I thought last night would never end.  I went to bed at my usual time, read for about 20 minutes, turned off the light and fell asleep.  Two hours later, I woke up because my hips and knees hurt.  I took a couple of Tylenol and went back to sleep.  Two hours later I woke up because I had to pee.  Took care of that, went back to bed and fell asleep.  Two hours later I woke up with the covers all askew, my body in a sweat, and my back hurting.  Got up, re-arranged the bed, got back in and tried to fall asleep.  Did not succeed for a while, so tried reading.  Then I had to go to the bathroom again.  Finally fell asleep and woke up to the sun shining in my bedroom window convinced that I had overslept.
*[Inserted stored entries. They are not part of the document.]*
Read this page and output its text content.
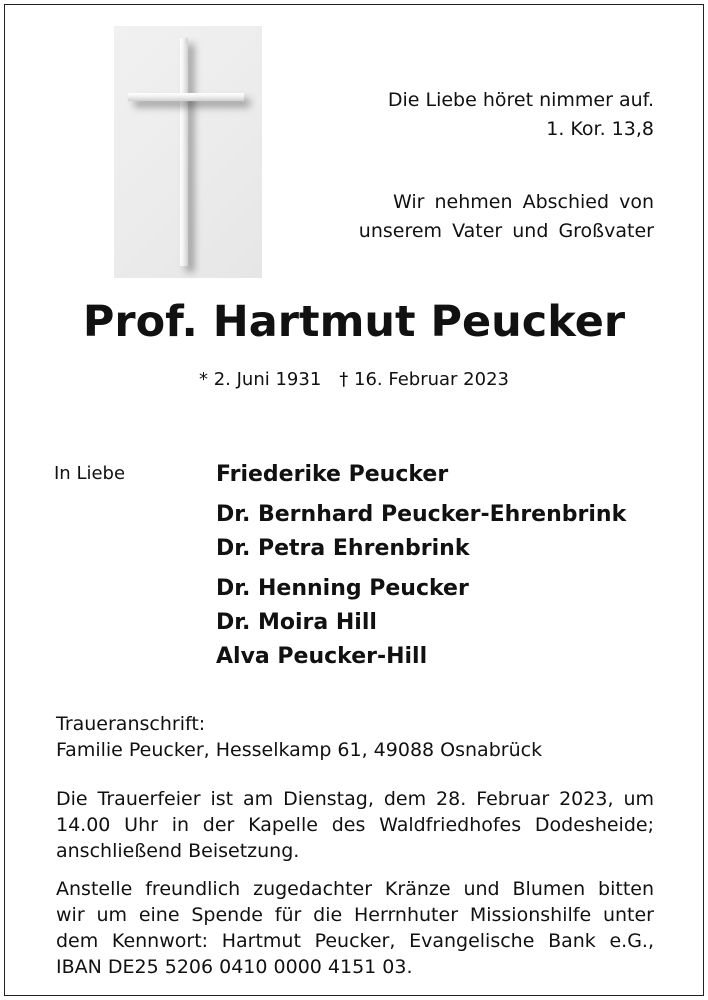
Die Liebe höret nimmer auf.
1. Kor. 13,8
Wir nehmen Abschied von
unserem Vater und Großvater
Prof. Hartmut Peucker
* 2. Juni 1931 † 16. Februar 2023
In Liebe	Friederike Peucker
Dr. Bernhard Peucker-Ehrenbrink
Dr. Petra Ehrenbrink
Dr. Henning Peucker
Dr. Moira Hill
Alva Peucker-Hill
Traueranschrift:
Familie Peucker, Hesselkamp 61, 49088 Osnabrück
Die Trauerfeier ist am Dienstag, dem 28. Februar 2023, um
14.00 Uhr in der Kapelle des Waldfriedhofes Dodesheide;
anschließend Beisetzung.
Anstelle freundlich zugedachter Kränze und Blumen bitten
wir um eine Spende für die Herrnhuter Missionshilfe unter
dem Kennwort: Hartmut Peucker, Evangelische Bank e.G.,
IBAN DE25 5206 0410 0000 4151 03.
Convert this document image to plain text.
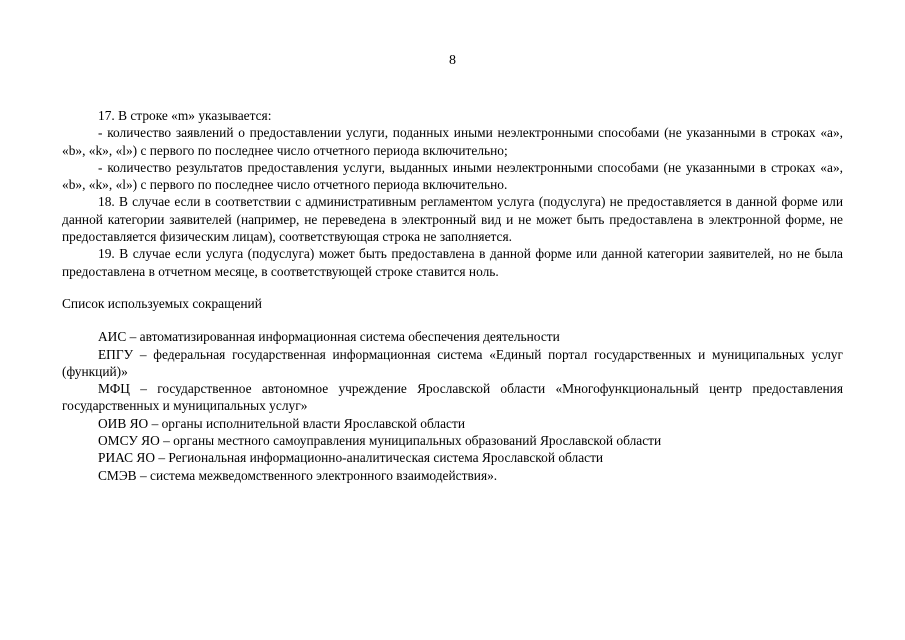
8

17. В строке «m» указывается:

- количество заявлений о предоставлении услуги, поданных иными неэлектронными способами (не указанными в строках «a», «b», «k», «l») с первого по последнее число отчетного периода включительно;

- количество результатов предоставления услуги, выданных иными неэлектронными способами (не указанными в строках «a», «b», «k», «l») с первого по последнее число отчетного периода включительно.

18. В случае если в соответствии с административным регламентом услуга (подуслуга) не предоставляется в данной форме или данной категории заявителей (например, не переведена в электронный вид и не может быть предоставлена в электронной форме, не предоставляется физическим лицам), соответствующая строка не заполняется.

19. В случае если услуга (подуслуга) может быть предоставлена в данной форме или данной категории заявителей, но не была предоставлена в отчетном месяце, в соответствующей строке ставится ноль.

Список используемых сокращений

АИС – автоматизированная информационная система обеспечения деятельности

ЕПГУ – федеральная государственная информационная система «Единый портал государственных и муниципальных услуг (функций)»

МФЦ – государственное автономное учреждение Ярославской области «Многофункциональный центр предоставления государственных и муниципальных услуг»

ОИВ ЯО – органы исполнительной власти Ярославской области

ОМСУ ЯО – органы местного самоуправления муниципальных образований Ярославской области

РИАС ЯО – Региональная информационно-аналитическая система Ярославской области

СМЭВ – система межведомственного электронного взаимодействия».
I never used to have problems sleeping.  It was just something that happened without question or interruption between the hours of 10:00 pm and 6:00 am.  It wasn’t until I went through menopause that this changed.  Having survived the hormonal challenges of night sweats and racing thoughts, I had thought I was home free.  Based on several months of evidence to the contrary, I now am learning what it is like to navigate nocturnal interruptions for bladder, pain, and restlessness.

How Much Sleep Do We Need?

Quality sleep is essential to brain health at any age.  This is especially true for those of us in elderhood.  Maybe like me, you were taught that eight hours of sleep a night was the standard.  Turns out that this is the “average”.  Some of us need less and some of us need more.  To confound that information, we don’t all need to get it at once.  I know people who sleep 3-4 hours at a time, then get up and do things and then go back to bed for another 3-4 hours.  This is just perfect for them!  For others, sleeping steadily through the night for 8-10 hours is typical.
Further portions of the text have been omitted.